Com a existência do mercado negro, as “vendas não são taxadas e, com a proibição, o Estado garante, no fundo, o monopólio de negócio a redes internacionais”, continua. O vice-presidente da Cannativa defende que a legalização do consumo teria efeitos do “ponto de vista do sistema de saúde, sistema social e do sistema prisional português”.

“Claro que se poderá contra-argumentar que facilitará o acesso à população e que poderá aumentar eventualmente o consumo, mas a verdade é que o consumo já é completamente acessível hoje em dia”, refere. A associação defende que, a haver iniciativas e medidas deste género, terão de ser “sempre acompanhadas por uma forte componente da prevenção e informação, nomeadamente a nível das camadas etárias mais jovens”, remata Dinis Dias.

Uma empresa de Altura produz canábis para fins medicinais

Há vários partidos a defender a legalização da canábis para fins recreativos, mas apenas o BE especifica o autocultivo

LUÍS FORRA/LUSA

Qual é o ponto de situação atual em Portugal? E lá fora?

Em Portugal é feita uma distinção clara entre o uso da canábis para fins medicinais e o uso para fins recreativos. Em 2018 foi estabelecido um quadro legal e desde 2019 é autorizada a utilização da canábis para fins medicinais, com regras apertadas a cumprir, desde a colheita até à distribuição. Na altura do debate sobre a canábis medicinal, partidos como o BE e o PAN já exploraram questões como o autocultivo, mas a ideia caiu por terra.

Em relação à legalização sobre o uso recreativo, a discussão também já vai longa e tem vindo a ser defendida por vários partidos ao longo dos anos, com mais ou menos pormenores sobre o autocultivo. Em 2022, por exemplo, os bloquistas já incluíram o cultivo para uso pessoal, com um limite de cinco plantas por habitação, numa das iniciativas legislativas sobre o tema. No ano passado, a IL também avançou com uma iniciativa ligada ao uso recreativo da canábis, incluindo o autocultivo. Na altura, a IL previa o cultivo de até seis plantas por pessoa. Com a dissolução do parlamento, as iniciativas legislativas ficaram sem efeito.

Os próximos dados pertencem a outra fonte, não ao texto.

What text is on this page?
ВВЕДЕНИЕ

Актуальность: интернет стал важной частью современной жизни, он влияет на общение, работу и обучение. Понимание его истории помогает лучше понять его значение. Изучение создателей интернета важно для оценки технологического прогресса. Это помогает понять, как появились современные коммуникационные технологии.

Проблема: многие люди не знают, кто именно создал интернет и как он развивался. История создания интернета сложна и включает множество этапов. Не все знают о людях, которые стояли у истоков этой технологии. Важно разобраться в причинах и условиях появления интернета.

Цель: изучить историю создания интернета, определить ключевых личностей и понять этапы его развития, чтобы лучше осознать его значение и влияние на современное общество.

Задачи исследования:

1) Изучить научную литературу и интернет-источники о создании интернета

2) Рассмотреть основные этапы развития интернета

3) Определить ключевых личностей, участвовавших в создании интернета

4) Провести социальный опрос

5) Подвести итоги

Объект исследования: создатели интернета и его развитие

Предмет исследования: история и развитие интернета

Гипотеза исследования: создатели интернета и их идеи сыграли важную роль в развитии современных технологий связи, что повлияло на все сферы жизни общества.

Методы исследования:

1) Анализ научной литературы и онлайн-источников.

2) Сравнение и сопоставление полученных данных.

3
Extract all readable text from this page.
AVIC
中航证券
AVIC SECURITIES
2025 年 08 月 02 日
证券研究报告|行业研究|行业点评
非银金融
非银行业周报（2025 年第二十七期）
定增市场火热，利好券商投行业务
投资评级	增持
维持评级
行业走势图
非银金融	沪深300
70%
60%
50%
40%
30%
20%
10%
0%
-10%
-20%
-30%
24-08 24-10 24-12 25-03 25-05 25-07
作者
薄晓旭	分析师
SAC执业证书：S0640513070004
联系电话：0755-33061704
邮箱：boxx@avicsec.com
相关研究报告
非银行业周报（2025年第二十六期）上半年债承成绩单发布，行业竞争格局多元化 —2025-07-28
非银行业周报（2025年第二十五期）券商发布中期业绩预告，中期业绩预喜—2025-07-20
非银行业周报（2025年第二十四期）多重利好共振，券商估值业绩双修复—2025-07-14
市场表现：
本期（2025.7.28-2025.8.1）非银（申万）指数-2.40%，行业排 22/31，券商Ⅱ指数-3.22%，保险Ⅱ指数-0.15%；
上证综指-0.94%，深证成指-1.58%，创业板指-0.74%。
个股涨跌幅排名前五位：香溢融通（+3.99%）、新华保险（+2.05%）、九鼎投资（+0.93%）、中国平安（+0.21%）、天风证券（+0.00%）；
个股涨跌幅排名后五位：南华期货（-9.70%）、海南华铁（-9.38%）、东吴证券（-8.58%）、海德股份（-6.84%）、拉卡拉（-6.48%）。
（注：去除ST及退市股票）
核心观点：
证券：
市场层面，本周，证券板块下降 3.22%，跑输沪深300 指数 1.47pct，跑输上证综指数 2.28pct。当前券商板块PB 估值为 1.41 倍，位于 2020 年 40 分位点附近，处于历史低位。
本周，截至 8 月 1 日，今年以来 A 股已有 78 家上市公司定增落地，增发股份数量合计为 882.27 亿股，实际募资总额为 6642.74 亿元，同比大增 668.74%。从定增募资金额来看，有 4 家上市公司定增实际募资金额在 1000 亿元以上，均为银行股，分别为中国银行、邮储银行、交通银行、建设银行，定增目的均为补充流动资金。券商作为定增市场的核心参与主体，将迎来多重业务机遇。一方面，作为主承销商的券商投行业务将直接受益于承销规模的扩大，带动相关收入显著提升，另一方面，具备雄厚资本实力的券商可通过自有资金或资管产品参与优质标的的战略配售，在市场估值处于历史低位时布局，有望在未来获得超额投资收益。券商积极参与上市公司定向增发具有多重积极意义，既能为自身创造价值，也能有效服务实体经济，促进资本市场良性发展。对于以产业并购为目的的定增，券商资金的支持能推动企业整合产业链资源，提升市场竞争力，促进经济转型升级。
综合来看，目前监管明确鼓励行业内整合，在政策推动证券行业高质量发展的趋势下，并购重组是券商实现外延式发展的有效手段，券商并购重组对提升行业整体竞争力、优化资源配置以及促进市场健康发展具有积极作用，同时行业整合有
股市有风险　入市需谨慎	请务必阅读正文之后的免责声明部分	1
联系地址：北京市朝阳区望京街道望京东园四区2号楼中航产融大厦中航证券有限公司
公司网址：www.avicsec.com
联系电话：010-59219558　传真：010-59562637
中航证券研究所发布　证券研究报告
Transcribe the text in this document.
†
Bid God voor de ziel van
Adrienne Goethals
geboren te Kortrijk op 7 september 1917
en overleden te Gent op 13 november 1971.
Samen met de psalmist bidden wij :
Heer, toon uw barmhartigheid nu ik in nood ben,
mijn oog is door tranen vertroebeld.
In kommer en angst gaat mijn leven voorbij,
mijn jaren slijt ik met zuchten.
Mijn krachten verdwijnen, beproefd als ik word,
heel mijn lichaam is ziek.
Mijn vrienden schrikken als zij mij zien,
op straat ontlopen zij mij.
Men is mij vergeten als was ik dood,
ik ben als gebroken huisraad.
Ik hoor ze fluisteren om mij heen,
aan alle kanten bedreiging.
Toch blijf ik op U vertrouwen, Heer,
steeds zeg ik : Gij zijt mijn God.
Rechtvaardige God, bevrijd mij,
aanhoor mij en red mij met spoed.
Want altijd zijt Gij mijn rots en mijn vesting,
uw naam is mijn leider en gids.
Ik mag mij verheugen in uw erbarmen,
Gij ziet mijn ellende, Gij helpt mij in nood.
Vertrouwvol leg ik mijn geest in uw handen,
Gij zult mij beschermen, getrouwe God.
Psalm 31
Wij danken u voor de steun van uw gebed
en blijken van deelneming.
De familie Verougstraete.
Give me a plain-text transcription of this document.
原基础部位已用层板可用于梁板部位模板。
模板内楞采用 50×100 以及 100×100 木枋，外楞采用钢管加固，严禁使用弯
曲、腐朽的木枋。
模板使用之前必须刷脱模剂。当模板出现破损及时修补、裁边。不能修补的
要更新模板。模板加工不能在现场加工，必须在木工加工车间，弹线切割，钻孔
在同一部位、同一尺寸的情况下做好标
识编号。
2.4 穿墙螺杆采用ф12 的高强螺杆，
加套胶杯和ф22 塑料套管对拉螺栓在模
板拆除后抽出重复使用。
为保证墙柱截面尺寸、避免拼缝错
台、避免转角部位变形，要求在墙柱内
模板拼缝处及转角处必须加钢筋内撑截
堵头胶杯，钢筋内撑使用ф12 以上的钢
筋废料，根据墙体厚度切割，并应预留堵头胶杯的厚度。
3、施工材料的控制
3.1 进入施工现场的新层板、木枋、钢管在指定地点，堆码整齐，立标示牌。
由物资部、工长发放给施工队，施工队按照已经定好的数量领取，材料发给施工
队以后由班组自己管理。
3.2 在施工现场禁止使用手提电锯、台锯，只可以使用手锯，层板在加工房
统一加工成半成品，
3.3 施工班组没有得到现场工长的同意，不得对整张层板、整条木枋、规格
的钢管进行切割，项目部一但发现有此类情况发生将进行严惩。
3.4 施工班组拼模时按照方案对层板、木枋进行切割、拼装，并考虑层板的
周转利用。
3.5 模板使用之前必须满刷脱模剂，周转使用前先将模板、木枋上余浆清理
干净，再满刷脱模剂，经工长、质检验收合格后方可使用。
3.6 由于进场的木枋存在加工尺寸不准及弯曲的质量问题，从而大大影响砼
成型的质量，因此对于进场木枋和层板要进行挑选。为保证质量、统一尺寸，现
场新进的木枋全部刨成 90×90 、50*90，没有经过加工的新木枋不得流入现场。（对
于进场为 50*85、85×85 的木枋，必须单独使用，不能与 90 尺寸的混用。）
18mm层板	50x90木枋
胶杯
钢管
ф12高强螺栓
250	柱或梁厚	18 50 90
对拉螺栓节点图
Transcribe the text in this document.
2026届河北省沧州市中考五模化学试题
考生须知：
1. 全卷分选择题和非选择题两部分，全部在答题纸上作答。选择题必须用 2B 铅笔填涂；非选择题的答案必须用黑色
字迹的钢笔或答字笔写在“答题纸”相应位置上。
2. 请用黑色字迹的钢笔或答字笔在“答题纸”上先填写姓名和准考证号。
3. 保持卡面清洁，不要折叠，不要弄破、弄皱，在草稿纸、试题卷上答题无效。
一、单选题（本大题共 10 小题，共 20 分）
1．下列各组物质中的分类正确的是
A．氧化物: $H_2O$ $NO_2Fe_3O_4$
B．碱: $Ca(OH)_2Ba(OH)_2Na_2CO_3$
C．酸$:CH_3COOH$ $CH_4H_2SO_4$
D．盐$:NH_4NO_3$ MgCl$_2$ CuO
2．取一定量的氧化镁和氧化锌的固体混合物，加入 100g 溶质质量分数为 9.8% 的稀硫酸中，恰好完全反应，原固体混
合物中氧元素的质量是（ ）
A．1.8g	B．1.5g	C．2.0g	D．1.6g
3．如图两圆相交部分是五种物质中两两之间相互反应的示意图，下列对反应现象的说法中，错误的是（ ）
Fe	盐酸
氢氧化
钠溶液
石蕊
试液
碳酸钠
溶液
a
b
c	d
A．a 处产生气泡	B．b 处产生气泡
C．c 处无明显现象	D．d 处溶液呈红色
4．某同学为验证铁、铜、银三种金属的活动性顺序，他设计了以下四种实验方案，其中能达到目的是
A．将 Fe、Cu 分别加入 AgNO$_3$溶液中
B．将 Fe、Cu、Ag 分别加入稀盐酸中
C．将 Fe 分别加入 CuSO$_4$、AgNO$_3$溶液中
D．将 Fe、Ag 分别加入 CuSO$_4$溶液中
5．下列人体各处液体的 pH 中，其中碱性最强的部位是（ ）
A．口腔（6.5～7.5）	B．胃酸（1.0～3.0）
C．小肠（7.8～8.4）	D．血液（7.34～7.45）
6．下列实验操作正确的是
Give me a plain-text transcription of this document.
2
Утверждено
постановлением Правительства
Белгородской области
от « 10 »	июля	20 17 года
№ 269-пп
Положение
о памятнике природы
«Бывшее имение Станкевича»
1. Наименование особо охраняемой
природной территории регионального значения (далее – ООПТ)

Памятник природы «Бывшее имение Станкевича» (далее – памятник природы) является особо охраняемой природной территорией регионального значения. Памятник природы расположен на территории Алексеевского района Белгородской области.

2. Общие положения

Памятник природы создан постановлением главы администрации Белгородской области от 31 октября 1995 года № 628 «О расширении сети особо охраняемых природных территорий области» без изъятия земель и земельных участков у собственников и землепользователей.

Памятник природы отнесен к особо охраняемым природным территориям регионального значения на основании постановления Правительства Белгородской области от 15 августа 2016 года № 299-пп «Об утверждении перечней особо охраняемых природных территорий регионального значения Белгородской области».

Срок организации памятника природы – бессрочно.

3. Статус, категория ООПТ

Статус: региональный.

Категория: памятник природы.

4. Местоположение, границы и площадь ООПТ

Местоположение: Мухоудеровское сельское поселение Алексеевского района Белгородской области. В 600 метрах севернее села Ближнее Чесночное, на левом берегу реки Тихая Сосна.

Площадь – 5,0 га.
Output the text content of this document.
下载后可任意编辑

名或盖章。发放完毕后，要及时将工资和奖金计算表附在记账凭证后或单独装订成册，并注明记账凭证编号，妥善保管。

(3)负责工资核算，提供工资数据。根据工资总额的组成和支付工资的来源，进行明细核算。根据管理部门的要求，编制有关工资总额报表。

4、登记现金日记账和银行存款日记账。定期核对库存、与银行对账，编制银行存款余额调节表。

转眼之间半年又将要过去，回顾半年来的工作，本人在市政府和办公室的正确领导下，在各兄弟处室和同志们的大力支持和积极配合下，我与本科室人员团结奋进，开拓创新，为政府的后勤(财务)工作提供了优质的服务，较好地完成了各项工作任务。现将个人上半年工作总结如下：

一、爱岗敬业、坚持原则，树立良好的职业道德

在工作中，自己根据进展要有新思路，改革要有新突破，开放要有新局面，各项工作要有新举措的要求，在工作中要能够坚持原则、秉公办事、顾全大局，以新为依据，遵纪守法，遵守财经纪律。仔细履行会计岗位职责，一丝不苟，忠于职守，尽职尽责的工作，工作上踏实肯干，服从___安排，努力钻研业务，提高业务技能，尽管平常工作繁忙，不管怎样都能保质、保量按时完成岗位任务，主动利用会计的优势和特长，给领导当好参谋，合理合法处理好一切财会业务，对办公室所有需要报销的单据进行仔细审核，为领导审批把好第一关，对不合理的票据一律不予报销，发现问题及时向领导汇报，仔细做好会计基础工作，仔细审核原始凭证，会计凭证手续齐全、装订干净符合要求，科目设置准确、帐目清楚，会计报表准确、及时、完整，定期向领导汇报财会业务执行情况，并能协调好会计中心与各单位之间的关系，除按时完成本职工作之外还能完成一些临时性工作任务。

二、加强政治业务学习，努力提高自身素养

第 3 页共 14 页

Líder da JS diz que PS deve aproveitar maioria absoluta para legalizar a canábis

No panorama internacional, a Alemanha é um dos exemplos mais recentes de desenvolvimentos na questão do cultivo para consumo pessoal. Foi aprovada no Bundestag a proposta legislativa que torna legal o cultivo de até três plantas para consumo próprio. O ministro da Saúde alemão, Karl Lauterbach, defendeu como objetivos principais da medida o “combate ao mercado negro e o aumento da proteção de crianças e jovens”, já que o aumento de canábis no país disparou entre a população mais jovem.

Alemanha aprova projeto para legalizar consumo recreativo de canábis

Nem todos os países que legalizaram o uso recreativo de canábis permitem o cultivo para consumo pessoal. Na Europa, Malta foi o primeiro país a permitir o autocultivo, em 2021. Quando o parlamento maltês aprovou o autocultivo, ficou inscrito que os maiores de 18 anos poderiam cultivar quatro plantas por residência e ter até 50 gramas armazenadas resultante dessa produção própria. Em julho de 2023, o Luxemburgo juntou-se à lista do autocultivo, legalizando ter quatro plantas por residência.

Noutros continentes, o Canadá permite o autocultivo de até quatro plantas desde junho de 2018. Há ainda registo da legalização do autocultivo de canábis no Uruguai desde 2013.